Overall, Republicans are faced with the challenge of supporting and balancing such ambitious tax cut proposals with current fiscal realities, which are high interest rates and deficits. Trump’s efforts to eliminate taxes may undermine the progress of the 2017 tax reforms as it would contribute to further complications in the tax system once again.
TECH
Restaurants Making the Flip to Robotics
via Tech Startups
Robots flipping burgers and frying fries? It’s not science fiction—it’s happening now, and Miso Robotics is leading the charge. Their kitchen assistant, “Flippy,” has been making waves in the food service industry. The company believes it could soon be a fixture in kitchens everywhere. Last Sunday, Miso sold out initial units of their new kitchen robot in one week.
What is Flippy?
Flippy is an AI-powered robotic arm designed to handle some of the most tedious tasks in a quick-service restaurant (QSR) kitchen. From grilling patties to deep-frying fries, Flippy can work tirelessly, freeing up human staff for other tasks. Initially launched at White Castle in 2020, the newest iteration, Flippy 2, is smaller, faster, and more affordable. It’s not just about flashy tech—Flippy is about efficiency and consistency, two qualities highly prized in the fast-paced world of food service.
Economic Benefits for Restaurants
Beyond its cool factor, Flippy has the potential to reshape restaurant economics significantly. Labor shortages continue to plague the food service industry, increasing wages and operational costs. Miso Robotics sees its technology as a solution to these challenges, offering a way for restaurants to automate repetitive kitchen tasks and reduce reliance on human workers.
While the upfront cost of installing a Flippy unit might seem steep, the long-term savings are clear. With Flippy, restaurants can reduce labor costs while improving kitchen output, especially during high-demand hours. Robots don’t need breaks, sick days, or overtime pay, making them an attractive option for businesses looking to stabilize their bottom lines in a challenging economic climate.
The Broader Impact on Jobs
While Flippy’s efficiency is good news for restaurant owners, it raises questions about job displacement. Automation is often viewed as a threat to low-wage jobs, and kitchen robots are no exception. However, Miso Robotics argues that its technology is meant to augment human labor, not replace it. By handling dangerous, repetitive tasks, Flippy allows employees to focus on higher-value roles like customer service and kitchen management.
In fact, as labor shortages persist, automation could be the key to helping the industry scale without compromising quality. By automating tedious tasks, restaurants can run with fewer employees while still keeping pace with rising consumer demand, especially in the fast food and delivery segments.
The Future of Automated Kitchens
Miso Robotics’ vision extends far beyond a few robots here and there.

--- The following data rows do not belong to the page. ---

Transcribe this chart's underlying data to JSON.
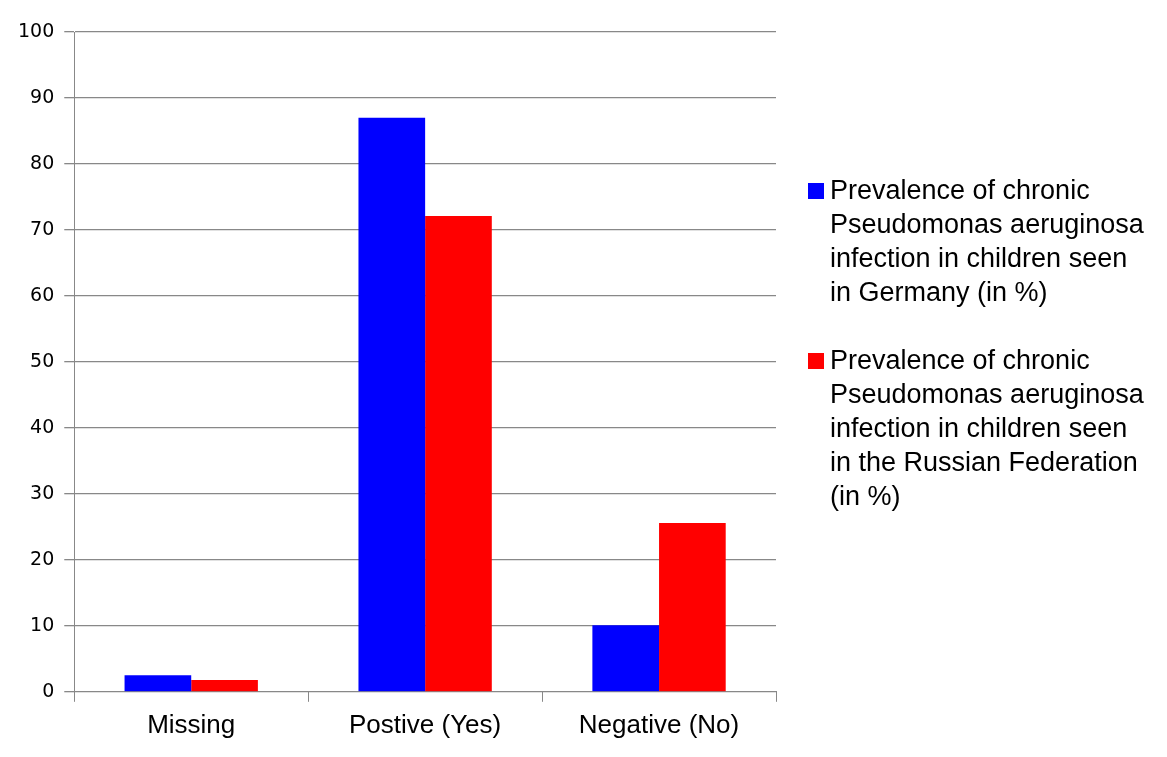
{
  "chart_data": {
    "type": "bar",
    "categories": [
      "Missing",
      "Postive (Yes)",
      "Negative (No)"
    ],
    "series": [
      {
        "name": "Prevalence of chronic Pseudomonas aeruginosa infection in children seen in Germany (in %)",
        "color": "#0000ff",
        "values": [
          2.5,
          87,
          10.1
        ]
      },
      {
        "name": "Prevalence of chronic Pseudomonas aeruginosa infection in children seen in the Russian Federation (in %)",
        "color": "#ff0000",
        "values": [
          1.8,
          72.1,
          25.6
        ]
      }
    ],
    "ylim": [
      0,
      100
    ],
    "yticks": [
      0,
      10,
      20,
      30,
      40,
      50,
      60,
      70,
      80,
      90,
      100
    ],
    "grid": "y",
    "legend": "right"
  }
}
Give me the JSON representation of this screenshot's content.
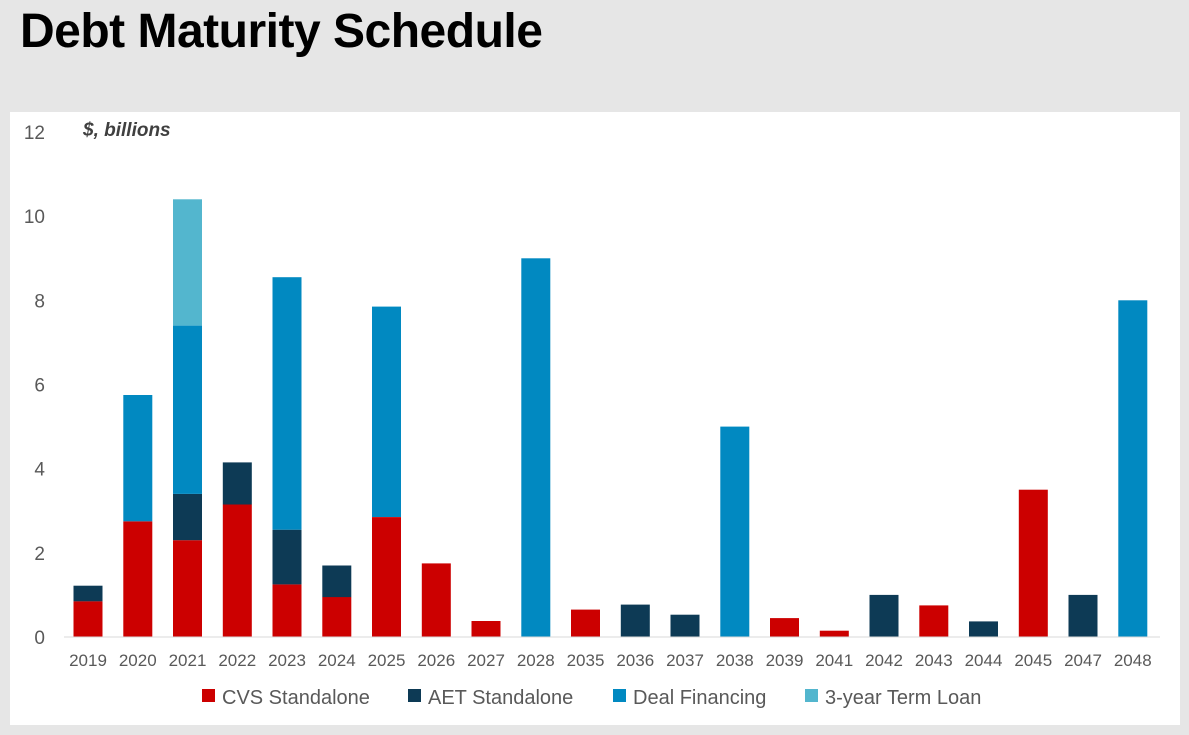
{
  "title": "Debt Maturity Schedule",
  "chart_data": {
    "type": "bar",
    "stacked": true,
    "unit_label": "$, billions",
    "ylim": [
      0,
      12
    ],
    "yticks": [
      0,
      2,
      4,
      6,
      8,
      10,
      12
    ],
    "grid": false,
    "legend_position": "bottom",
    "categories": [
      "2019",
      "2020",
      "2021",
      "2022",
      "2023",
      "2024",
      "2025",
      "2026",
      "2027",
      "2028",
      "2035",
      "2036",
      "2037",
      "2038",
      "2039",
      "2041",
      "2042",
      "2043",
      "2044",
      "2045",
      "2047",
      "2048"
    ],
    "series": [
      {
        "name": "CVS Standalone",
        "color": "#cc0000",
        "values": [
          0.85,
          2.75,
          2.3,
          3.15,
          1.25,
          0.95,
          2.85,
          1.75,
          0.38,
          0,
          0.65,
          0,
          0,
          0,
          0.45,
          0.15,
          0,
          0.75,
          0,
          3.5,
          0,
          0
        ]
      },
      {
        "name": "AET Standalone",
        "color": "#0d3a55",
        "values": [
          0.37,
          0,
          1.1,
          1.0,
          1.3,
          0.75,
          0,
          0,
          0,
          0,
          0,
          0.77,
          0.53,
          0,
          0,
          0,
          1.0,
          0,
          0.37,
          0,
          1.0,
          0
        ]
      },
      {
        "name": "Deal Financing",
        "color": "#0189c1",
        "values": [
          0,
          3.0,
          4.0,
          0,
          6.0,
          0,
          5.0,
          0,
          0,
          9.0,
          0,
          0,
          0,
          5.0,
          0,
          0,
          0,
          0,
          0,
          0,
          0,
          8.0
        ]
      },
      {
        "name": "3-year Term Loan",
        "color": "#53b6ce",
        "values": [
          0,
          0,
          3.0,
          0,
          0,
          0,
          0,
          0,
          0,
          0,
          0,
          0,
          0,
          0,
          0,
          0,
          0,
          0,
          0,
          0,
          0,
          0
        ]
      }
    ]
  }
}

The company sees a future where Flippy is a standard feature in kitchens nationwide, reducing operational costs and boosting productivity for thousands of restaurants. It’s already gaining traction with chains like White Castle, and the ripple effects could be felt across the entire industry.
In a world where efficiency is vital, Flippy is more than just a flashy robot—it represents a fundamental shift in how we think about food service. And for Miso Robotics, that’s an economic game-changer.